Cost Flows: Begin with purchases and end with cash collection from sales.
Inventory Systems
Perpetual System: Updates records with each inventory transaction.
Periodic System: Updates records at end of period only.
Handling Purchases
Without Cash Discounts: Record purchases at full invoice amount.
With Cash Discounts: Recognize discounts if paid within discount period (e.g., 2/10, n/30).
Returns & Allowances: Adjust purchases for any defective merchandise (purchase returns or allowances).
Transportation Costs: Add costs to inventory when purchases are FOB shipping point.
Handling Sales
Sales Transactions: Record sales revenue and cost of goods sold.
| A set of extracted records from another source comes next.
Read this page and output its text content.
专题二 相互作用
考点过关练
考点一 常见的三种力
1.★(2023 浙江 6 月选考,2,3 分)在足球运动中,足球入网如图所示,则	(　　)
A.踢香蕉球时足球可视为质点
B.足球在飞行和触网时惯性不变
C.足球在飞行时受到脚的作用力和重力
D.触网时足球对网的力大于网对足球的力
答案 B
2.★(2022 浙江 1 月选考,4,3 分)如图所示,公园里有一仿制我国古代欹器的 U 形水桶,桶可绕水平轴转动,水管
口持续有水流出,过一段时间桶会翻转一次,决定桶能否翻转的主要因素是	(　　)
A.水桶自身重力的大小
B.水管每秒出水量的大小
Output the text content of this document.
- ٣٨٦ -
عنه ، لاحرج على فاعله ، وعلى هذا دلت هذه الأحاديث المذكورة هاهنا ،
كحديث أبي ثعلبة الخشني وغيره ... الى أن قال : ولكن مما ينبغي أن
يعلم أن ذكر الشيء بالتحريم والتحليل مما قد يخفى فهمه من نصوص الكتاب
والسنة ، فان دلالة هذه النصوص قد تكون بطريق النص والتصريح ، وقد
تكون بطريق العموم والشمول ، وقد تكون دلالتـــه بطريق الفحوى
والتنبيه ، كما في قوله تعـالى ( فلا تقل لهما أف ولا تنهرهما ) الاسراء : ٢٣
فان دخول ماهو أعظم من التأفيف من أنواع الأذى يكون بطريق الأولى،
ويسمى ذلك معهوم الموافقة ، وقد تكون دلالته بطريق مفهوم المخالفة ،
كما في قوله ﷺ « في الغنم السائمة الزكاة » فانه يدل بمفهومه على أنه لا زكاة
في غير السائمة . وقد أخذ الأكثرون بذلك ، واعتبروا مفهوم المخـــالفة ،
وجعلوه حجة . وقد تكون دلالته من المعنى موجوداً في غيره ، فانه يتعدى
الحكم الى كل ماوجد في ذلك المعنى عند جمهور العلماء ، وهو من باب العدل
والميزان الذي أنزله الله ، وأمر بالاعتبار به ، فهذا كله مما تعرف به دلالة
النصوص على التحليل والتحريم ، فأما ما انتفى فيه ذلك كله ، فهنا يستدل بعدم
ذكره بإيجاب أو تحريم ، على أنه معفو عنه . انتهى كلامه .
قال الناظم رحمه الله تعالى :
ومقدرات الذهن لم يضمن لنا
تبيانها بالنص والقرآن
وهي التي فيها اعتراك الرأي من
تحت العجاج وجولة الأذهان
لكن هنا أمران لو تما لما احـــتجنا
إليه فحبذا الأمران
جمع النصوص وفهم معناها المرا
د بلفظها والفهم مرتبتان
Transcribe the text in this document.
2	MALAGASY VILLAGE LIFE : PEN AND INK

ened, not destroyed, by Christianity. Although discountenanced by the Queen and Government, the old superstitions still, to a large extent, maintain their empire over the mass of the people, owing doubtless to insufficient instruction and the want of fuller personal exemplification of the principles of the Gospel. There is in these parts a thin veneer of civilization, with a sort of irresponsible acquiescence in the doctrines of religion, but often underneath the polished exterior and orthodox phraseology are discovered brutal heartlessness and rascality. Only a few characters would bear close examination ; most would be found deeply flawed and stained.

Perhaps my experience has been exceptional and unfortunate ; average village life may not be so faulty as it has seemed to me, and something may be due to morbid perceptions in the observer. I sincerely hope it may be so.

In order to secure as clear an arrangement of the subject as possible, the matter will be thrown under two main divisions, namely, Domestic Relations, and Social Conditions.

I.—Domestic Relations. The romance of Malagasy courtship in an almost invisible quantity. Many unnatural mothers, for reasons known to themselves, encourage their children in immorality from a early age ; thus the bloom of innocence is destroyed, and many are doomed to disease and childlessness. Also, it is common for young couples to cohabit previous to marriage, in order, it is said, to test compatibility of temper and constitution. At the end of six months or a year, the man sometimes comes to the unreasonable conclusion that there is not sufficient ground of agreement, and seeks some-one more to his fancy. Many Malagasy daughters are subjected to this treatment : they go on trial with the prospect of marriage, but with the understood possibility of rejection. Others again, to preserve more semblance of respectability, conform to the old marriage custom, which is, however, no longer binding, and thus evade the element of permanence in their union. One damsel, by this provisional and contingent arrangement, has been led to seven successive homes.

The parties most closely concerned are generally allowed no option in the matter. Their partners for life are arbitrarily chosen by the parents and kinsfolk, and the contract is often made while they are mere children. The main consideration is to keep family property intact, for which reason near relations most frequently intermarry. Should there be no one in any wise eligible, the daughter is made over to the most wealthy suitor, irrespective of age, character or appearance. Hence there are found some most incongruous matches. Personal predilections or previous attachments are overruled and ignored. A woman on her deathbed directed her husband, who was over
Sales Discounts: Offer discounts to encourage early payment.
Sales Returns: Acknowledge returns and adjust inventory accordingly.
Financial Reporting
Income Statements: Can be multiple-step or single-step showing revenues, expenses, and net income.
Gross Margin: Represents sales after deducting the cost of goods sold, important for coverage of operating expenses.
Adjustments & Closing Entries
Adjustments: Include estimates for discounts, returns, and allowances based on revenue recognition.
Closing Entries: Transfer balances from temporary to permanent accounts to reflect income.
Ratios
Acid-Test Ratio: Indicates short-term liquidity; aim for at least 1.0.
Gross Margin Ratio: Measures percentage of sales available to cover expenses and profit needs.
Transactions Comparison
Gross vs. Net Method: Record purchases or sales either at full price (gross) or after discounts (net).